Les mineurs, principale victime du commerce de tabac au maroc

La non-opérationnalisation des lois interdisant de fumer dans les lieux publics et de vendre des cigarettes aux jeunes, dénoncée par les ONG

Au Maroc, le tabagisme reste une affaire d’hommes. Les femmes ne représentent que 0,7% du nombre des fumeurs. Un taux qui vaut au Royaume, une place parmi les pays où la proportion de fumeuses est les plus faibles (0,6%). C’est ce qui ressort d'une récente étude américaine, réalisée par l'Institute for Health Metrics and Evaluation (IHME) de l'Université de Washington et qui traite de la prévalence de personnes qui fument quotidiennement dans pas moins de 187 pays.

Ainsi, le Maroc fait-il mieux que d’autres pays où la proportion de la population féminine qui fume dépasse les 25% comme c’est le cas en Autriche (28,3%), en France (27,7%), au Chili (26%) et en Grèce ( 34,7%) qui présente le taux le plus élevé de tabagisme féminin de la planète.

Pourtant, certains spécialistes de la question du tabagisme prennent ces statistiques avec des pincettes. Selon eux, le taux des fumeuses marocaines risque d’être plus important comme le laisse penser le document de l'Université de Washington. Ceci d’autant plus que des statistiques sur le tabagisme au Maroc, datant de 2006, ont indiqué que 3,3% des femmes âgées de plus de 15 ans fument contre 31,5% d’hommes.

D’après El Hassan El Baghdadi, président de l'Association marocaine de lutte contre le tabac et les drogues (AMLTD), le taux de prévalence annoncé dans ce rapport américain est douteux. « Nous sommes convaincus d’après notre expérience de terrain que les statistiques affichées sont loin de refléter la réalité. Ainsi, les déclarations des responsables et les témoignages des victimes et des personnes cibles de nos campagnes de sensibilisation montrent clairement que le pourcentage des fumeurs notamment parmi les jeunes filles et les adolescents est assez élevé », nous a-t-il précisé. Des propos que partage Dr Youssef Chami Khazraji, de la Fondation Lalla Salma, qui estime également que les chiffres avancés par ledit rapport sont biaisés.
« On sait bien qu’il est souvent difficile pour une femme d’avouer fumer. Tout le monde sait qu’il est encore mal vu dans notre société qu’une femme fume », nous a-t-il indiqué. Du coup, il pense que ce chiffre est à prendre avec réserve malgré le fait qu’il n’a rien de surprenant puisque plusieurs rapports révèlent des taux similaires et ne dépassant pas les 1%. Mais au-delà du débat sur la fiabilité scientifique de ces chiffres, El Hassan El Baghdadi pense qu’il ne faut pas rater le vrai problème, à savoir la hausse inquiétante du nombre de fumeurs notamment chez les mineurs.

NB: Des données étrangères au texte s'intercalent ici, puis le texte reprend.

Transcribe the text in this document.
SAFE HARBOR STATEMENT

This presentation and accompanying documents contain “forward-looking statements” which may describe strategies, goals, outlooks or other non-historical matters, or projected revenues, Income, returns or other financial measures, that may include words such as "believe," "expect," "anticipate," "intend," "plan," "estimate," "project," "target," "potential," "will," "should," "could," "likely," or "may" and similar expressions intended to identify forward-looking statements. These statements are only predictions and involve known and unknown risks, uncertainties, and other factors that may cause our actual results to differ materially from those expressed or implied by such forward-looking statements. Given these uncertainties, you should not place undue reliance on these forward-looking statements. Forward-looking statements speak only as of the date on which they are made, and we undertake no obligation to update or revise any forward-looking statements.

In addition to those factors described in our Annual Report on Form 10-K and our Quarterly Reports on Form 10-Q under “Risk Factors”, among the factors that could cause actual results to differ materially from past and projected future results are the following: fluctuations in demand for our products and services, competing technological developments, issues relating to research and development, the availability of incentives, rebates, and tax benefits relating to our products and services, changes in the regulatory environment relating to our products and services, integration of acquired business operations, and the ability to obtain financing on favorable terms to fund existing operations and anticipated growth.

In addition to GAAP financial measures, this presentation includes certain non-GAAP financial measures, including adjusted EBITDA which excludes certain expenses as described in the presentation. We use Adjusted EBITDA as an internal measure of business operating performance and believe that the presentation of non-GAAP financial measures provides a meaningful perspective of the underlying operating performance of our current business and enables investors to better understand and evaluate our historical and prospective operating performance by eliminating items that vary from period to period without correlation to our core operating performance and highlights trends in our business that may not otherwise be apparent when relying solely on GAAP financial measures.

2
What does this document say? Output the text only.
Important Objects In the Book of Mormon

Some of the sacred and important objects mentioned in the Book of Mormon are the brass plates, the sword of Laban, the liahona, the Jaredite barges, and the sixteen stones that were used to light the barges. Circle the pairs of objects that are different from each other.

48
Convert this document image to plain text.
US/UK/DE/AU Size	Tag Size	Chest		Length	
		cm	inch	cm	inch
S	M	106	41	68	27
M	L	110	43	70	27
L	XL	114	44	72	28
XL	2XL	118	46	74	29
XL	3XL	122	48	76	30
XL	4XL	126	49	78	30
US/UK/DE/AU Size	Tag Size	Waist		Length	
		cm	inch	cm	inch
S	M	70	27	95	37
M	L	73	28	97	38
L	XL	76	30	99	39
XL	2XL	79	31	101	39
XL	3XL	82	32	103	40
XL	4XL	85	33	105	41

Une étude récente de l’AMLTD a révélé que 13% des fumeurs au Maroc sont âgés de moins de 15 ans, soit un demi-million d'enfants âgés entre 10 et 15 ans, sachant que le nombre d'enfants appartenant à cette tranche d'âge est estimé à environ 3 millions, selon les statistiques de 2012 réalisées par le Haut commissariat au plan. Des résultats que confirme une étude du ministère de la Santé qui a démontré que 15,5% parmi les 13 - 15 ans consomment régulièrement du tabac. Une recrudescence imputée, selon le président de l’AMLTD, à une politique de marketing du tabagisme en pleine expansion du fait de l’ouverture du marché du tabac à la concurrence des grands groupes mondiaux. « La privatisation du secteur a participé à encourager la consommation du tabagisme au sein de la jeunesse », nous a-t-il lancé. Le volet juridique a été également critiqué.

Il reproche ainsi à l’Etat la non-opérationnalisation de la loi qui interdit de fumer dans les lieux publics, votée en 2008 par le Parlement et qui attend la promulgation d’un décret pour son entrée en vigueur. Le même constat est observé à propos des articles de la loi 15-95 formant le Code de commerce édictant l’interdiction de la vente de tabac aux mineurs et qui ne sont pas appliqués à ce jour.

Une sonnette d’alarme que conforte une récente étude de l'OMS qui a révélé que la cigarette est responsable de 5,7 millions de morts par an dans le monde.
Le document de l’OMS a précisé que si rien n’est fait d’ici 2030, on déplorera plus de 8 millions de décès dus au tabac, dont plus de 80 % surviendront dans des pays à revenu faible ou intermédiaire.